His son, Jesse, said his father, a talented musician and mechanical engineer who had been able to fix anything, now needs almost constant assistance.
“He has constant short-term memory loss, he has trouble doing simple tasks and trouble communicating,” the younger Greer said.
When Greer’s attorney tried to get copies of CIRB review findings for deaths they believed were caused by medical neglect, the Sheriff’s Department argued that the reviews were protected by attorney-client privilege.
A department lawyer typically attends the review board’s meetings.
In September 2021, six months after Gore first named Martinez his undersheriff, a federal appeals court ruled in an unrelated case that businesses and public entities cannot use the pretext of attorney-client privilege to withhold documents from plaintiffs.
In that case, the court said documents need to pass the “primary-purpose test” — meaning that in order for a record to be reasonably withheld, delivering legal advice must be its primary purpose, not simply one of its purposes. That case is now before the Supreme Court.
The sheriff’s internal review board serves two roles, Jun argued in the Greer case. Although the board consults with legal counsel, it also conducts a thorough review of incidents to determine whether an employee violated department policy or whether policies or training should be revised.
The department can’t have it both ways, Jun argued in court papers.
“An entity may not immunize all business discussions by simply placing attorneys in the same room — which is precisely what the Sheriff’s Department does by requiring its legal adviser to be present during CIRB meetings,” she wrote.
The federal judge presiding over the Greer case agreed.
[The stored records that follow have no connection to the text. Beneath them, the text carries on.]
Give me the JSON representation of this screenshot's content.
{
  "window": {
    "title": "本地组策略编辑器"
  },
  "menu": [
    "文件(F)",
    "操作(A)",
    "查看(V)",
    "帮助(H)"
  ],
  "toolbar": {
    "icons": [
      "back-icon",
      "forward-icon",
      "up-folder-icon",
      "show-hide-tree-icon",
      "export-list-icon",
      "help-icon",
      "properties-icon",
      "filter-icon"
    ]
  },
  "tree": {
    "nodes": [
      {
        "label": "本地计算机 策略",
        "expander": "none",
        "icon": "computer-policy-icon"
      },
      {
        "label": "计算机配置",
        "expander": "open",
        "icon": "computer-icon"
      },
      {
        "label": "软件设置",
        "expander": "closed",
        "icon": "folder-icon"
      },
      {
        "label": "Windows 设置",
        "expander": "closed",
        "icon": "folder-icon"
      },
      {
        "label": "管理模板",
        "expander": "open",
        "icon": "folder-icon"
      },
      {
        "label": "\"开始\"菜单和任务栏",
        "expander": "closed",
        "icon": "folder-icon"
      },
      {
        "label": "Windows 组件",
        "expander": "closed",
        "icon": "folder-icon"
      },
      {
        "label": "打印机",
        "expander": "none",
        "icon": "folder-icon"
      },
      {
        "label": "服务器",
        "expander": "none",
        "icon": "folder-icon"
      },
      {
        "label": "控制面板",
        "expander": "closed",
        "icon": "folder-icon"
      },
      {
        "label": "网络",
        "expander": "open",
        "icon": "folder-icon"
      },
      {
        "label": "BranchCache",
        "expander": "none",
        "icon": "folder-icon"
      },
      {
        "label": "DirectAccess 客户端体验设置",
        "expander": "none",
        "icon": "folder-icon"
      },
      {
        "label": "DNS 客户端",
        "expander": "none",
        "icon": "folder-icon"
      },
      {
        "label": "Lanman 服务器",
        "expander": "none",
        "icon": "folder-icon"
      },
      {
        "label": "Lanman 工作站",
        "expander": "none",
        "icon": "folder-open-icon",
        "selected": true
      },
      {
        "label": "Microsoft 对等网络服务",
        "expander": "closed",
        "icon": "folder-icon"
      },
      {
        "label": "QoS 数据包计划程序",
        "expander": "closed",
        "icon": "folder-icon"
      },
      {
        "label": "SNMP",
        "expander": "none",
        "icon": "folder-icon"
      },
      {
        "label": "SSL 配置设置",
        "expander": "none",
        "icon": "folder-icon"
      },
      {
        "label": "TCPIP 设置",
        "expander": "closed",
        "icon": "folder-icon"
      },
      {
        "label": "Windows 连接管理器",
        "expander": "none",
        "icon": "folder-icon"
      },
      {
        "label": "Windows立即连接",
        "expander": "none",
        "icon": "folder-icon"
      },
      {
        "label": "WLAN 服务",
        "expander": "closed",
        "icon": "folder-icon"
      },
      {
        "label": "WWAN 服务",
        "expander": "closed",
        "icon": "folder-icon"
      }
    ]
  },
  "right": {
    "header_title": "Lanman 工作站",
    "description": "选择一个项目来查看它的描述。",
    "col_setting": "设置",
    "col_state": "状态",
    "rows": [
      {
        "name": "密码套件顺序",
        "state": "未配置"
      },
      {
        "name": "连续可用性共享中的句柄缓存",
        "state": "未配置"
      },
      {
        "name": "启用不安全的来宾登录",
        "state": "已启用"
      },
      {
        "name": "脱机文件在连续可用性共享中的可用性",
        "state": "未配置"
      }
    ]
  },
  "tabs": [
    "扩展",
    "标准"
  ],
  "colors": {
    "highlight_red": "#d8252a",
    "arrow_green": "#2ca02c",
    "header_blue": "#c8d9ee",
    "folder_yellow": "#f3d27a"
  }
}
County lawyers appealed but lost. Last week, the county handed over several departmental reports to Greer’s attorneys, although they remain under seal pending a hearing next month.
The internal findings do not reflect “anything that was really, truly legal advice materials,” said attorney Julia Yoo, who co-represents Greer. “They didn’t give them to us because we agreed those should be protected.”
David Loy is the legal director of an open-government nonprofit called the First Amendment Coalition.
Loy said elected officials — especially those in law enforcement, who have the authority to arrest and detain people — should always promote transparency and accountability across their agencies.
“These reviews are especially important because the public has a vested right in knowing whether, why and how jails follow their own policies,” he said. “There’s nothing more basic than that.”
Loy said releasing summaries of internal review findings does not appear to coincide with what the newly elected sheriff promised last year.
“In all fairness, I’m not sure they are obligated to disclose these reports under the Public Records Act,” he said. “But they should.”
A hearing is scheduled in federal court for Feb. 8 to determine whether the internal Sheriff’s Department reports provided to the Greer legal team should be unsealed and viewable in the public court file.